A U.S. senator who in recent years has worked hard to protect Glacier National Park from mining impacts and a novelist who sets her stories in national parks have been honored by the National Parks Conservation Association.
During its annual Salute to the Parks: Protecting America's Heritage gathering earlier this week the park advocacy group presented Sen. Max Baucus, D-Montana, with its William Penn Mott Jr. Park Leadership Award, and honored Nevada Barr with the Robin W. Winks Award for Enhancing Public Understanding of National Parks.
“NPCA and park visitors nationwide owe them a great deal of gratitude for tirelessly advocating on behalf of our national parks," NPCA President Tom Kiernan said.
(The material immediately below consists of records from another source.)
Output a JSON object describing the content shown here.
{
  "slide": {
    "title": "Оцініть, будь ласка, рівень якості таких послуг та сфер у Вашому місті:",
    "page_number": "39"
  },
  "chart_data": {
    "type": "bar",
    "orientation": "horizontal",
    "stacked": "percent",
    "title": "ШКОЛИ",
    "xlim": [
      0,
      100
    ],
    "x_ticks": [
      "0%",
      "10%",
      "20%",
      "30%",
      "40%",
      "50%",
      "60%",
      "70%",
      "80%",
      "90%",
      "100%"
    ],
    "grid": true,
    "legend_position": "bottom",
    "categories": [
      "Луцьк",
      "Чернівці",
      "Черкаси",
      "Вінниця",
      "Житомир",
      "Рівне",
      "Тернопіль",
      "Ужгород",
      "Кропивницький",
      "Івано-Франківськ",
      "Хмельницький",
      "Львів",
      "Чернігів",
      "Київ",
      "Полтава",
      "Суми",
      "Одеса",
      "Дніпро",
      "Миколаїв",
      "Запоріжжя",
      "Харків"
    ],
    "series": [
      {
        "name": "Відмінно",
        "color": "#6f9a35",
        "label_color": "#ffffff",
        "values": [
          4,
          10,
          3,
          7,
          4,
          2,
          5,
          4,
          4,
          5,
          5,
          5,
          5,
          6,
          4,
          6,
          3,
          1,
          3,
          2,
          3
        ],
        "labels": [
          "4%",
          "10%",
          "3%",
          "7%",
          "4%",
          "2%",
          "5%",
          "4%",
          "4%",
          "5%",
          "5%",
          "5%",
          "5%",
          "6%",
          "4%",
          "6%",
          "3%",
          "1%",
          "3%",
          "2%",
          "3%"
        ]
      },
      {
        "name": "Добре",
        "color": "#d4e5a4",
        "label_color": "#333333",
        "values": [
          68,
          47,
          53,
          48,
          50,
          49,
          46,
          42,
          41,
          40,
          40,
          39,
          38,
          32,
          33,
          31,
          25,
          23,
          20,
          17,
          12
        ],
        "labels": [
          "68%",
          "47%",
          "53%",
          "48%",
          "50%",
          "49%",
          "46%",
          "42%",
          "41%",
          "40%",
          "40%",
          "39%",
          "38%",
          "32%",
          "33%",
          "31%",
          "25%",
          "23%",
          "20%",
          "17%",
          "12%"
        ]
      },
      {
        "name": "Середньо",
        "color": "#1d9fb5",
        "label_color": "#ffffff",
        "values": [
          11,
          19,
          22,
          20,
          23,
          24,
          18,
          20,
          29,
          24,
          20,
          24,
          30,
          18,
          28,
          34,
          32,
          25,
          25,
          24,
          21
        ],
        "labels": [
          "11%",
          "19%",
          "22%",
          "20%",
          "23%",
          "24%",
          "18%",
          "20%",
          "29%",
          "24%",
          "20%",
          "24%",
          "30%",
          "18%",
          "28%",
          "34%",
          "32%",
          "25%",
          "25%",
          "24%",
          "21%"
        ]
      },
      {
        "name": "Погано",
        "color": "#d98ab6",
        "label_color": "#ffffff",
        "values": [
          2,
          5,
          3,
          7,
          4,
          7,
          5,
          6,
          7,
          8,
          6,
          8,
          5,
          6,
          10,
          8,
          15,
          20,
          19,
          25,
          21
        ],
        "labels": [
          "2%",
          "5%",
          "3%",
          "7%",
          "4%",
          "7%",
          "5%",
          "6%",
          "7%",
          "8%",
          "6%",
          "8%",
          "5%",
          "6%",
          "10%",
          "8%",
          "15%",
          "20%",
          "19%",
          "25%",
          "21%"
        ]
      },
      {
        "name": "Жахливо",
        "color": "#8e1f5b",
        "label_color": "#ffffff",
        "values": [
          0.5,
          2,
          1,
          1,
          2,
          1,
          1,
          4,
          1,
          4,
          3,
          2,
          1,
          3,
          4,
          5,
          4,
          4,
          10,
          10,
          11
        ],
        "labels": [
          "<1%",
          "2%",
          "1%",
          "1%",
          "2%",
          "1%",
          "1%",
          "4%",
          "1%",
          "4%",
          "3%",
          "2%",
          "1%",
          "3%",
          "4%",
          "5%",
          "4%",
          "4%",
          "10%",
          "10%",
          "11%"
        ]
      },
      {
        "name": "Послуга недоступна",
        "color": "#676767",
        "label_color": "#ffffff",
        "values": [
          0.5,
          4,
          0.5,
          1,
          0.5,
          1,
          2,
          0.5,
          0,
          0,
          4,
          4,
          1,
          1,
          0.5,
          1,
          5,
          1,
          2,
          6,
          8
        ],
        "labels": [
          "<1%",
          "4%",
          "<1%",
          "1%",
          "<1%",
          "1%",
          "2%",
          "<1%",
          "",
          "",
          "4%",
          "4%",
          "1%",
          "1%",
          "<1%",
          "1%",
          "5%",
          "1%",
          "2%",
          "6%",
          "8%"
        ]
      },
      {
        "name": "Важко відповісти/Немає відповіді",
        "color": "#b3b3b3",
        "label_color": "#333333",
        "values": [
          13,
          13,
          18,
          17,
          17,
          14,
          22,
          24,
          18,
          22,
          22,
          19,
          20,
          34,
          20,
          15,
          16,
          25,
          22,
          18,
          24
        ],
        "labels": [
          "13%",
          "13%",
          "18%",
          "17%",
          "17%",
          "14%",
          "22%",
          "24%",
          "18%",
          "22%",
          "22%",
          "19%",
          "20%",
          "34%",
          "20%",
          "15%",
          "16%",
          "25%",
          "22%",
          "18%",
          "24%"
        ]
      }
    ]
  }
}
The 2011 Salute to the Parks awards dinner Wednesday night in Washington, D.C., commemorated the preservation and protection of America’s natural, historic, and cultural heritage in the national parks. The annual dinner draws hundreds of dignitaries, including members of Congress, the National Park Service, and national park supporters from across the country.
Sen. Baucus received his award, which goes to a public official who has demonstrated an outstanding commitment to the protection of America’s natural and cultural heritage, for his work protecting Glacier National Park and advocating for national parks across the country. The Democrat was instrumental in getting officials from British Columbia and Montana a year ago to sign an agreement to collaborate on protecting the environment of the Flathead River Basin from energy development.
For years environmental and conservation groups on both sides of the border have fought projects to mine coal, coal-bed methane, and gold in the scenic valley that some wildlife biologists have proclaimed the wildest valley in North America. That pressure convinced the United Nations Educational, Scientific, and Cultural Organizaton's World Heritage Committee to dispatch a team of experts to the area in September 2009 to determine what impact mining might have on both Glacier and its Canadian neighbor, Waterton Lakes National Park. Their report concluded that mining would harm both parks.
Earlier this year Sen. Baucus and his in-state colleague, Sen. Jon Tester, reintroduced to Congress the North Fork Watershed Protection Act of 2011. The measure would ban mining and oil and gas development on federal lands in the North Fork Flathead drainage, which forms Glacier's western boundary.
The Robin W. Winks Award, meanwhile, is given by NPCA annually to an individual or organization that has effectively communicated the values of the National Park System to the American public. Ms. Barr, an award-winning novelist, was honored for her 16 mystery stories set in national parks. Those books have drawn public attention to the invaluable work of National Park Service staff who protect some of the most beautiful and remote places in the world, NPCA officials said.